Intervista con il ministro per la Pubblica Amministrazione e l’Innovazione Renato Brunetta

di Massimiliano Cannata 

Efficienza, innovazione tecnologica, abbattimento della burocrazia sono i termini più ricorrenti del suo diario di bordo, che ha un titolo indicativo: La rivoluzione in corso. In concreto può spiegare logiche ed effetti di un cambiamento profondo che tocca il cuore della complessa macchina della pubblica amministrazione?

Partirei da un dato di contesto: l’amministrazione dello stato con i suoi 3 milioni e mezzo di dipendenti è lo specchio del grado di sviluppo e di evoluzione del paese. Non dimentichiamoci che esprime il 15 per cento dell’intero PIL, quindi è parte significativa di quella forza lavoro, da cui dipende la competitività di tutto il sistema-Italia. Vengo ora alla sua domanda. Efficienza, certo. Consideriamo la campagna antifannulloni. Avrà fatto molto rumore sui media, ma anche portato il paese a conseguire un risultato molto preciso: una riduzione dell’assenteismo calcolabile, in media, in una percentuale del 40 per cento. Ora si apre la fase due altrettanto importante: quella del merito premiato, della produttività, del riconoscimento della qualità.

Siamo all’innovazione tecnologica. è possibile colmare i ritardi strutturali che ci vengono rimproverati in sede europea ?

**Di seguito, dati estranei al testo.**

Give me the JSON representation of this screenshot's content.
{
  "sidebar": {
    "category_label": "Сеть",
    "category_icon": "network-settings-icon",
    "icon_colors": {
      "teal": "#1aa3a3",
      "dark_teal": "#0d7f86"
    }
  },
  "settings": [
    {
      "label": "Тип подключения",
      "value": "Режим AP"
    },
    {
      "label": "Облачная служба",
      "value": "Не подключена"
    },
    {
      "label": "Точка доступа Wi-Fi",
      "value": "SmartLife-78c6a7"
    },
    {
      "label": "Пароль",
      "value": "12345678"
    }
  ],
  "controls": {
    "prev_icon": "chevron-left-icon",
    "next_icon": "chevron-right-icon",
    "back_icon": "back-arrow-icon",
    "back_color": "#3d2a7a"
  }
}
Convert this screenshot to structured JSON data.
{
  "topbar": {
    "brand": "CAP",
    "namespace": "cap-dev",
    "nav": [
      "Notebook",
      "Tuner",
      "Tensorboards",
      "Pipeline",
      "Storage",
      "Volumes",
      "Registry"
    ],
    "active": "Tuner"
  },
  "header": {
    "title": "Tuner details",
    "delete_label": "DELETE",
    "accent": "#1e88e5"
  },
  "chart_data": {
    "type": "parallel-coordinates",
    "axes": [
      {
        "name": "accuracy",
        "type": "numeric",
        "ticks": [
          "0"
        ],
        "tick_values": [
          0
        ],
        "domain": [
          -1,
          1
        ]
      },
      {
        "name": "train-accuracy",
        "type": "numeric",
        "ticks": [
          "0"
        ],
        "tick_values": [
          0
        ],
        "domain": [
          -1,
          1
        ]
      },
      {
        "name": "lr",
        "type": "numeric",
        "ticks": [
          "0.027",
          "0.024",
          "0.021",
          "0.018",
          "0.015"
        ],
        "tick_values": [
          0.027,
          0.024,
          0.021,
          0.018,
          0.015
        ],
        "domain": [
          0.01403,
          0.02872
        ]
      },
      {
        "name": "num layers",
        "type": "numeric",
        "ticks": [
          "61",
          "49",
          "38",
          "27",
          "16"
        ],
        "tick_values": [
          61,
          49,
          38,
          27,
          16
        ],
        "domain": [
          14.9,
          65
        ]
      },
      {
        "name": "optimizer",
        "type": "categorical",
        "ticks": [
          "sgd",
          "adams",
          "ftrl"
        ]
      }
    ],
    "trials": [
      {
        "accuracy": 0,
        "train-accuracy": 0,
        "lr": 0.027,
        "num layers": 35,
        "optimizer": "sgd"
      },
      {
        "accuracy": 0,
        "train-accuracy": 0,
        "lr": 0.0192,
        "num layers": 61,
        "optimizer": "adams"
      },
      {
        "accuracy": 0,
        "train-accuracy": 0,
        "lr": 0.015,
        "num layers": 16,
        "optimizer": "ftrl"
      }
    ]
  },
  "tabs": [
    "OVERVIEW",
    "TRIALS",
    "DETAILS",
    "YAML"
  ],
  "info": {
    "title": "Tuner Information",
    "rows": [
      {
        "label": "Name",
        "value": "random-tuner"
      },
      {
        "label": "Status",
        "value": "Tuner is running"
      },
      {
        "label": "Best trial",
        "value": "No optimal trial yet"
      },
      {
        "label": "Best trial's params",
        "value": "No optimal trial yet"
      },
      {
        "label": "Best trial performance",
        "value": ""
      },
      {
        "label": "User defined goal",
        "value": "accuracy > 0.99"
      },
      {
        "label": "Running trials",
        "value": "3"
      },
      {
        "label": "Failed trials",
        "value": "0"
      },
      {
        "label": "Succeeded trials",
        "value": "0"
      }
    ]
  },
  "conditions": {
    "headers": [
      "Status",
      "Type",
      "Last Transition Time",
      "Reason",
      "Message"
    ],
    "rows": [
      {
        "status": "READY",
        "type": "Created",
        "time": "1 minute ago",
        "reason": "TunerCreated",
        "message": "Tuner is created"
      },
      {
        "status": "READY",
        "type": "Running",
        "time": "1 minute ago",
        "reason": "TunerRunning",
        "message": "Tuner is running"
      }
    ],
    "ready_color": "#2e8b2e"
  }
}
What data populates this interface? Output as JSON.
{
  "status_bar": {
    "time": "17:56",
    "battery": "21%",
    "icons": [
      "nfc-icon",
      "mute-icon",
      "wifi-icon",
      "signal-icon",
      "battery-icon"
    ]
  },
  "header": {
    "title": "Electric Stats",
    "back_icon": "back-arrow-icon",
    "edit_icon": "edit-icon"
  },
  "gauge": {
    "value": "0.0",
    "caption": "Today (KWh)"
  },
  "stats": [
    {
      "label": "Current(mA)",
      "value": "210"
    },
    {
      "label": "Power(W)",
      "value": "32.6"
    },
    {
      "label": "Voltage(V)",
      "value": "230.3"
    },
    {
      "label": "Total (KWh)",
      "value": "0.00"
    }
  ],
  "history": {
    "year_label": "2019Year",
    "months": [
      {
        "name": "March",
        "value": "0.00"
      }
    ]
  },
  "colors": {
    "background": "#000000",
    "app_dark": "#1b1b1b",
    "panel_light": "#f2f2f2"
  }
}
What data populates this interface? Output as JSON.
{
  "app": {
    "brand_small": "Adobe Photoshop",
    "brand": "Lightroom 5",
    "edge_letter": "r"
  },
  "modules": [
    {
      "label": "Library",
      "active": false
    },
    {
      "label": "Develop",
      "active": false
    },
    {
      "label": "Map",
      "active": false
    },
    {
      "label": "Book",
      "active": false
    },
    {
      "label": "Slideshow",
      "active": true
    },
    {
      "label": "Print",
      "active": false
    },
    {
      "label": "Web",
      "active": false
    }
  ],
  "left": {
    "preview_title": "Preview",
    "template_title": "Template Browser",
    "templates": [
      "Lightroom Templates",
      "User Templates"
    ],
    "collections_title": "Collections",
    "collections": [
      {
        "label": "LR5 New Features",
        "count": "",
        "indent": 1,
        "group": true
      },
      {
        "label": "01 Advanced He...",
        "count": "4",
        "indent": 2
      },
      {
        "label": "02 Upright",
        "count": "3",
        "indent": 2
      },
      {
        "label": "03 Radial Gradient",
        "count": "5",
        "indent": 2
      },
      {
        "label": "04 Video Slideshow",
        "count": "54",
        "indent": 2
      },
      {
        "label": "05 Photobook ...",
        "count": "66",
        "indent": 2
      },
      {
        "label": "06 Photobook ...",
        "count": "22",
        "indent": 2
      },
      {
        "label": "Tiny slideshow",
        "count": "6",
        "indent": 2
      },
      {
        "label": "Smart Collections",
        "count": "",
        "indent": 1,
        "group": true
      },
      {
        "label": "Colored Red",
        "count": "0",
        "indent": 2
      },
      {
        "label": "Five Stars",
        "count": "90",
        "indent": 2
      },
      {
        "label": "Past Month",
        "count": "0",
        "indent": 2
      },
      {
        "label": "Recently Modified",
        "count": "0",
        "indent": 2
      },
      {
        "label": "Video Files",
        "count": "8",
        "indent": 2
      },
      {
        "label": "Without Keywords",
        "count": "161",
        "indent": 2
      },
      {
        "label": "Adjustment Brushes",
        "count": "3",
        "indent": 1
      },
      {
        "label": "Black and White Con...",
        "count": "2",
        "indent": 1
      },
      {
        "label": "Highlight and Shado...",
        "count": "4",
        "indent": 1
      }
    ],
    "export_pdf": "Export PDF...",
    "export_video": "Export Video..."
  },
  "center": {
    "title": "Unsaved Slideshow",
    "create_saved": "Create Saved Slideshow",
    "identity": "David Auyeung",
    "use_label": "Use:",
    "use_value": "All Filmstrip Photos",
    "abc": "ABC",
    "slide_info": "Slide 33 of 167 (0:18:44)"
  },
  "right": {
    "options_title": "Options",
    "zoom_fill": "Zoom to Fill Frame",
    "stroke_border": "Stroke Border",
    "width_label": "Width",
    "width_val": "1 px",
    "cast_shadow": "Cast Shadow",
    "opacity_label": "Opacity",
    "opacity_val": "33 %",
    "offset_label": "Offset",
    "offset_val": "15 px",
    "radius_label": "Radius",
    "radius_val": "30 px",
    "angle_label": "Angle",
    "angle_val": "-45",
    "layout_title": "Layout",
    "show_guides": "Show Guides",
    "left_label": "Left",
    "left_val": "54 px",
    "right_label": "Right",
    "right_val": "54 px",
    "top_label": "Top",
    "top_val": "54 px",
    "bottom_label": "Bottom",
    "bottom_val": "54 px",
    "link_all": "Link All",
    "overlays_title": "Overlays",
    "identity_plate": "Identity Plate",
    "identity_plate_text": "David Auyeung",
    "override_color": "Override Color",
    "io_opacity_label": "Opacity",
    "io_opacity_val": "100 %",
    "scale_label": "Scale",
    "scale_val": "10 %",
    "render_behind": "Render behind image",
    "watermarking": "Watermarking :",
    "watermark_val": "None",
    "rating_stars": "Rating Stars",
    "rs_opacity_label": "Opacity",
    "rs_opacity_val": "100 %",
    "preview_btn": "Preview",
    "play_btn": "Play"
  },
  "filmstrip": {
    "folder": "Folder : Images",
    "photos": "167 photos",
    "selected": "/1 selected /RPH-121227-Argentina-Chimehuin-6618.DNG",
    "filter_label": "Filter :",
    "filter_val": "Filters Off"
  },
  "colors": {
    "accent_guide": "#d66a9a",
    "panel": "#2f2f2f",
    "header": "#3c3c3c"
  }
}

Il piano di innovazione su cui stiamo lavorando allarga la gittata su un asse temporale che arriva al 2012 e si riconduce alla strategia di “Lisbona” che, come è noto, ha lo scopo di liberare i cittadini dell’Europa dai ritardi organizzativi, culturali e tecnologici oltre che dai costi e dalle inefficienze del settore della burocrazia, che da noi costa 4.500 euro a cittadino a fronte dei 3.300 che è la media UE. Il piano E-gov 2012 prevede un investimento in 4 anni per l’informatizzazione della PA pari a 1,4 miliardi di euro, l’estensione dei servizi on line su cui l’Italia è ancora in ritardo, il potenziamento del Web 2.0, la diffusione della larga banda, l’accessibilità delle banche dati pubbliche on line. Solo il 17 per cento delle famiglie italiane utilizza Internet per le transazioni con la pubblica amministrazione, la media europea fa registrare un dato superiore al 30 per cento. Nei paesi del Nord Europa questo dato arriva fino al 60 per cento, penso basti a dare l’idea dello sforzo che dobbiamo compiere e dei margini di miglioramento, che ci sono. La gestione documentale vale oltre il 2 per cento del PIL, il processo di dematerializzazione anche di un solo 10 per cento del totale, obiettivo perseguibile con gli strumenti dell’ICT, genererebbe un risparmio di 3 miliardi di euro l’anno.

L’ultimo Rapporto Assinform rivela che la PA centrale dispone di un patrimonio di quasi 1.500 basi informative capaci di sviluppare 290 terabyte di capacità di memoria e di archiviazione. Alla crescita dimensionale delle basi dati ha corrisposto, negli ultimi due anni, un aumento del 25 per cento del rapporto tra gigabyte e dipendenti informatizzati. Come si può sfruttare questo straordinario deposito digitale di know-how?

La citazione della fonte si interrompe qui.